Who begins a talk about the mysteries of the cosmos with a story about a broken foot and a Polish jack-of-all-trades miracle worker?
Rob Bell does.
In my last post, which was a review of the Progressive Youth Ministry Conference, I ended by alluding that Rob Bell spoke, without giving much print to him.
Truth be told, Rob was indeed the featured “celebrity” speaker, the reason why some choose to attend the conference and for many the highlight of the weekend.
For ten years, much of my youth ministry teaching and pulpit preaching drew ideas and insights from Rob Bell’s books and Nooma videos. I have always appreciated his thoughts and admired his way of communicating. I know he has received a bad rap by a sub-sect of more fundamental Christians, but I still applaud his vision and was very happy to see him invited to come and speak at this year’s conference.
In classic Bell fashion, he cleverly crafted a story that helped illustrate how every question (and relative answer) always lends to another question…with a set of answers that inevitably lead to more questions.. Etc.. etc.
Every question and answer leads deeper down into mystery.
One of the basic premises of his talk was the view that all discoveries of humanity thus far, have actually done little to make sense of the human experience and emotions involved. Scientists becomes theologians the moment they exclaim “Wow” at some wonder they observe. Similarly we become theologians when we experience something profound that no discovery can address.
To Bell, the world will always need those who can create spaces for people to share in the unexplained mysteries of life. The human experience is rife with raw emotions that cannot be simply explained or rationed away.

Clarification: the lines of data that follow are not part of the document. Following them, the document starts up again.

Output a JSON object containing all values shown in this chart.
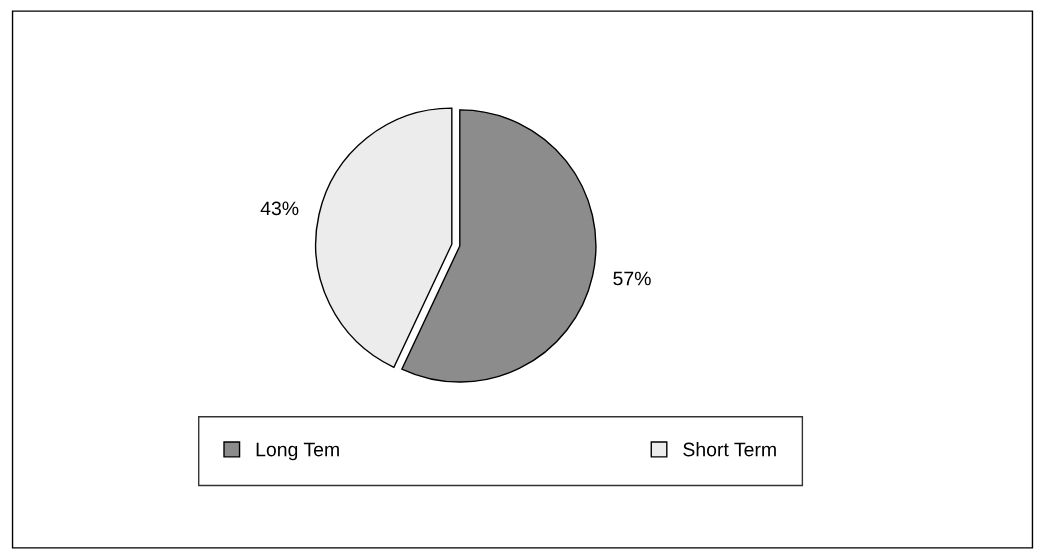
{
  "chart_data": {
    "type": "pie",
    "categories": [
      "Long Tem",
      "Short Term"
    ],
    "values": [
      57,
      43
    ],
    "colors": [
      "#8c8c8c",
      "#ececec"
    ],
    "value_labels": [
      "57%",
      "43%"
    ],
    "legend": "bottom"
  }
}
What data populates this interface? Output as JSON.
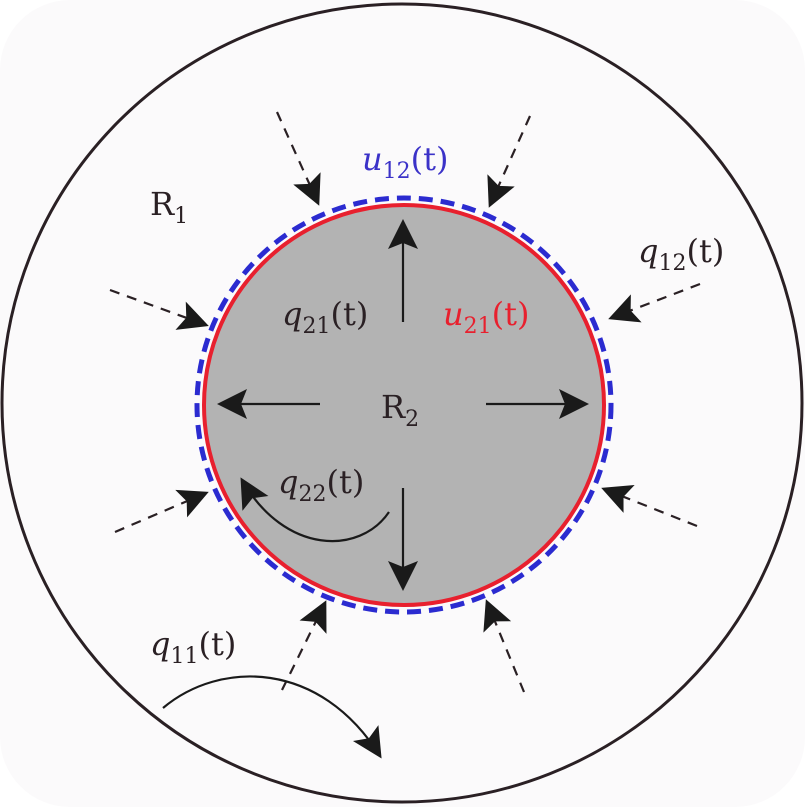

These emotions and longings draw us inextricably together in ways that modern science (such as quantum entanglement) may beginning to now realize.
The posture for people of faith towards the advancement of the sciences should be an openness without fear that it will limit our view. Rather, all discoveries and “truth” should be claimed and celebrated as an expanding of God’s presence in the cosmos and our particular lives.

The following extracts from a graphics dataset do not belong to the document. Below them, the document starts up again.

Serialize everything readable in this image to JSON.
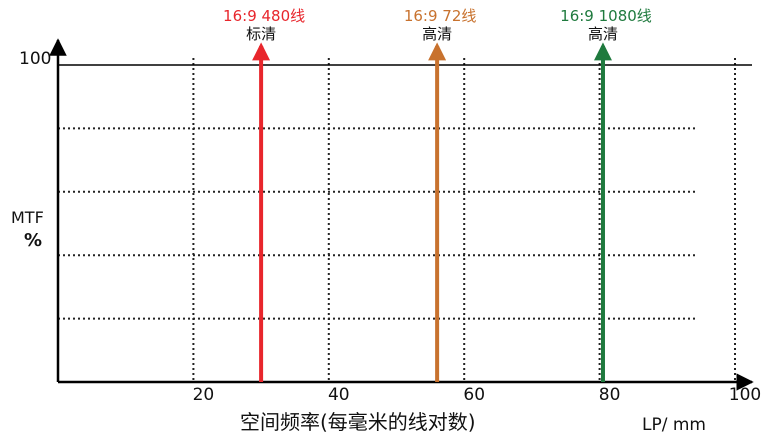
{
  "chart_data": {
    "type": "line",
    "title": "",
    "xlabel": "空间频率(每毫米的线对数)",
    "x_unit": "LP/ mm",
    "ylabel_line1": "MTF",
    "ylabel_line2": "%",
    "xlim": [
      0,
      100
    ],
    "ylim": [
      0,
      100
    ],
    "x_ticks": [
      20,
      40,
      60,
      80,
      100
    ],
    "y_ticks": [
      100
    ],
    "grid": "dotted",
    "markers": [
      {
        "x": 30,
        "line1": "16:9   480线",
        "line2": "标清",
        "color": "#e8262c"
      },
      {
        "x": 56,
        "line1": "16:9   72线",
        "line2": "高清",
        "color": "#c8722e"
      },
      {
        "x": 80.5,
        "line1": "16:9   1080线",
        "line2": "高清",
        "color": "#1f7a3e"
      }
    ]
  }
}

This mindset does indeed enhance, rather than inhibit, our sense of the inter-connectivity of everything and that the presence of God does permeate in all, through all and with all. This seems to concur with the ancients view of God and Jesus’ own beliefs. The great religious traditions have a beautiful role to still play in the world, but too often focus on creating (and then defending/protecting/expanding) their own particular “temples” i.e. institutions, buildings, doctrines, denominations, creeds, etc..
The challenge, Rob offered, is for church to build up the temple in order to inspire others but not to focus on the temple…rather tear it down and let the Divine flood into the world. This does not insinuate that God’s presence and activity is not already permeable throughout the cosmos, but rather how often people of faith believe that it somehow exists and operates almost exclusively within particularities. The Jews certainly believed that to be true with the Divine and the Temple. Jesus came onto the scene and radially revolutionized that concept in many ways, one of which was his conversation with a woman at a well:
1 Jesus said to her, “Woman, believe me, the hour is coming when you will worship the Father neither on this mountain nor in Jerusalem. 22 You worship what you do not know; we worship what we know, for salvation is from the Jews. 23 But the hour is coming, and is now here, when the true worshipers will worship the Father in spirit and truth, for the Father seeks such as these to worship him. 24 God is spirit, and those who worship him must worship in spirit and truth.”
Sadly, many Christians have continued this false dichotomy and almost dualism by insisting that God can only be found, understood and experienced through very specific (and often limited) means. This may include one’s particular creed, denomination, theological view, style of music, method of baptism, etc. etc.. etc…
What if the whole thing is a temple?
Everything and everywhere. The heights and depths. The earth and the heavens. The past and the future. Those of homo-sapien origins and perhaps those of extraterrestrial existence?
It seems to me that if this were true, it would expand God’s majesty and beauty, while at the same time enhancing the importance of every aspect of life. No more would the sacred -secular divide exist, which appears to be what Jesus desired and ushered in.
Well, every question leads to other questions, so I will ruminate on this idea for some time but am glad that Rob came to not only entertain us comically, but also enlighten us theologically in brilliant Bell fashion.